Seit drei Jah­ren an schwe­ren gesund­heit­li­chen Schä­den nach einer Covi­d19-Infek­ti­on lei­dend nimmt der Ver­fas­ser der Rezen­si­on im letz­ten Kapi­tel des Buches mit Bestür­zung zur Kennt­nis, dass der bis­her als Ver­schwö­rungs­theo­rie ein­ge­stuf­ten Ver­mu­tung, es hand­le sich um einen Aus­bruch gen­ma­ni­pu­lier­ter Viren, der in Wuhan ver­se­hent­lich zustan­de kam, ein hoher Wahr­heits­ge­halt zukommt. Bereits seit den 90er Jah­ren sei welt­weit dar­an gear­bei­tet wor­den, Viren von Tie­ren durch gen­tech­ni­schen Ein­bau sog. Spike-Pro­te­ine infek­tiö­ser und dadurch auch auf den Men­schen leich­ter über­trag­bar zu machen, angeb­lich, um im Labor vor­weg­zu­neh­men, was in der Natur pas­sie­ren kann, um im Fall einer welt­wei­ten Pan­de­mie bes­ser gerü­stet zu sein. Um die eige­ne Bevöl­ke­rung vor einer ver­se­hent­li­chen Frei­set­zung gen­tech­nisch mani­pu­lier­ter Viren zu schüt­zen, sei eine sol­che auch »gain-of-func­tion« genann­te For­schung nach Chi­na aus­ge­la­gert wor­den. Dort habe man zuge­grif­fen, um an west­li­ches Know­how her­an­zu­kom­men. Vom ahnungs­lo­sen Steu­er­zah­ler der betei­lig­ten Län­der wur­de ein der­ar­ti­ges Trei­ben seit Jahr­zehn­ten mitfinanziert.

Eine sol­che Art For­schung, eröff­ne­te der Phar­ma­in­du­strie einen die gesam­te Mensch­heit umfas­sen­den Markt mit gewin­nex­plo­die­ren­den Ein­nah­men, zumal stän­dig zu wie­der­ho­len­de Auf­fri­schungs­imp­fun­gen erfor­der­lich sind. Eine Haf­tung für Impf­fol­gen aber wur­de von der Phar­ma­in­du­strie erfolg­reich zurückgewiesen.

Bedarf es da noch deut­li­che­rer Bei­spie­le, wel­chen Gefah­ren die mensch­li­che Exi­stenz unter den bestehen­den gesell­schaft­li­chen Ver­hält­nis­sen aus­ge­setzt ist, wor­in die Unge­heu­er bestehen, die uns umge­ben?
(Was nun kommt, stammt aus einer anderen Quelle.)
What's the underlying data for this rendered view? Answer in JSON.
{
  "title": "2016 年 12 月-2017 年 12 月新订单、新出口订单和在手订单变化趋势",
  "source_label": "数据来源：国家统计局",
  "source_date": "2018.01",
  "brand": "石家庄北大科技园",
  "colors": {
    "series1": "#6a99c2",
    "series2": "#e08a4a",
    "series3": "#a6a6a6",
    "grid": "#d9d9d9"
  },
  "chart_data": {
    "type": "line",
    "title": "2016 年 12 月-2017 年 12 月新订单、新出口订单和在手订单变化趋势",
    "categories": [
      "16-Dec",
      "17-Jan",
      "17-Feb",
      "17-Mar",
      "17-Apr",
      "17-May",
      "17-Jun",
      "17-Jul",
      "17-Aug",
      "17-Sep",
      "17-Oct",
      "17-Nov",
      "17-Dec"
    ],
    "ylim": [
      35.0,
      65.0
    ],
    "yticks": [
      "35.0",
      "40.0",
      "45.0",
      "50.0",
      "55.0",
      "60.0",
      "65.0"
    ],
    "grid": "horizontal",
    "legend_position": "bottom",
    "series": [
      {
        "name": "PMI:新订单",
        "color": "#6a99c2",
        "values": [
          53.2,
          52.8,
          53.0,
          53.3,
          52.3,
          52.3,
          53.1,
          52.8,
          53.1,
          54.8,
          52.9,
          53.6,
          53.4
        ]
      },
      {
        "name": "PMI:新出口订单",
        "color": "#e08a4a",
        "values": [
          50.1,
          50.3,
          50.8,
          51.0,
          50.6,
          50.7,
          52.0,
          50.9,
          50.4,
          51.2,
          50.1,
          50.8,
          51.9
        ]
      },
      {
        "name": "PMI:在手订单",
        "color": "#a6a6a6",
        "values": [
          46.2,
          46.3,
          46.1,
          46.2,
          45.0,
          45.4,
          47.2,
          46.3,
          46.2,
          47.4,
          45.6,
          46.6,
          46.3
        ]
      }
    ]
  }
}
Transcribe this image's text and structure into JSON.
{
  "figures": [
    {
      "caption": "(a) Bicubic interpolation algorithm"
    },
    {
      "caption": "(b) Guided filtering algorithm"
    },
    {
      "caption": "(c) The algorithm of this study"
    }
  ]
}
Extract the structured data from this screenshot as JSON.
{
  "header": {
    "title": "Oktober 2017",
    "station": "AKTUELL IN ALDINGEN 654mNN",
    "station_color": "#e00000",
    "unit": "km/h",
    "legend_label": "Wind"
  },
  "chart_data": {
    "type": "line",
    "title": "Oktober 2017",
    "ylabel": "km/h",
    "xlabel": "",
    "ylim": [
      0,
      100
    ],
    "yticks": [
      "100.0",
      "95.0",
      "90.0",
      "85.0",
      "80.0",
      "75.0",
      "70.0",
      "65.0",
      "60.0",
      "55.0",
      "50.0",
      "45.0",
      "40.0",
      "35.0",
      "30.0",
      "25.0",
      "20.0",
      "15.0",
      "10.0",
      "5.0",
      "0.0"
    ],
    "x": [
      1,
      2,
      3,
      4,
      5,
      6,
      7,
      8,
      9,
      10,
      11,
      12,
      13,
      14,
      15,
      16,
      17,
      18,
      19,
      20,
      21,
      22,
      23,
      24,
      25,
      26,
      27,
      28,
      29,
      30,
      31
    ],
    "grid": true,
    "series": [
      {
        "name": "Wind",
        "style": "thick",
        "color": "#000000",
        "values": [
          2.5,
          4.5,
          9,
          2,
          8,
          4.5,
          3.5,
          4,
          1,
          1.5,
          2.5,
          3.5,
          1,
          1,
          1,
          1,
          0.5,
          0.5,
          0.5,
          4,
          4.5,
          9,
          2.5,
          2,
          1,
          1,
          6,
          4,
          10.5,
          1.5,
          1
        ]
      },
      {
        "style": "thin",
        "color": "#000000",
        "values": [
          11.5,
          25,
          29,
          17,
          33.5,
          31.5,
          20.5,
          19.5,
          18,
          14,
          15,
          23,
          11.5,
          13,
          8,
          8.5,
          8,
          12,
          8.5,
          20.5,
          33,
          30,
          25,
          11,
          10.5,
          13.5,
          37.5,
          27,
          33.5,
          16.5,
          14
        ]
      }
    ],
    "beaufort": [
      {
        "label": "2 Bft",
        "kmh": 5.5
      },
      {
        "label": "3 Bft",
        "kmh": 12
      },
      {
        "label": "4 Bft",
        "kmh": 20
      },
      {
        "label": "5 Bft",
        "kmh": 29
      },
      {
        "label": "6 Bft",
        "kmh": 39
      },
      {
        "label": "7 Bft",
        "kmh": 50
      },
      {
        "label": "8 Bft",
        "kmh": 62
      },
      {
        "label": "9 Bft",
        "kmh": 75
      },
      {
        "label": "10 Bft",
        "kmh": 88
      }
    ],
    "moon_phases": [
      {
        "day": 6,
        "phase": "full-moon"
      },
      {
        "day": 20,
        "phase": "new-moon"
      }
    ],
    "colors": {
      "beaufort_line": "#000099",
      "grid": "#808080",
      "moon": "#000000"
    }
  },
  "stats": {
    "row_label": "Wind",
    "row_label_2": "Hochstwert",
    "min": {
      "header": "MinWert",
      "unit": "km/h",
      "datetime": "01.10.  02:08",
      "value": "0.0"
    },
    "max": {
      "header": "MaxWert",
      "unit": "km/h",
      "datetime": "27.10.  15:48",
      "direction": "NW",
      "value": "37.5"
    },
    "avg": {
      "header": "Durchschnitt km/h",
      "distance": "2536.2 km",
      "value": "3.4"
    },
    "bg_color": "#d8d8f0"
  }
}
Im Bild Goyas nimmt der schla­fen­de Mensch die ihn bedro­hen­den Unge­heu­er nicht wahr Mögen wir begrei­fen, dass wir in der Mas­se sel­ber Teil der schla­fen­den Ver­nunft sind, und ein erster Schritt im Anschluss an den Weck­ruf von Danie­la Dahn dar­in bestehen kann, uns nicht wei­ter­hin pas­siv zu ver­hal­ten, viel­mehr uns und ande­re Men­schen zu mobi­li­sie­ren, für eine auf Gemein­wohl aus­ge­rich­te­te Ord­nung ein­zu­tre­ten und zu kämp­fen, die die bür­ger­li­che Frei­heit garan­tiert und auch die Wirts­haft erfasst.

 Danie­la Dahn: Der Schlaf der Ver­nunft, Rowohlt Ver­lag, Ham­burg 2024, 192 S., 16 €.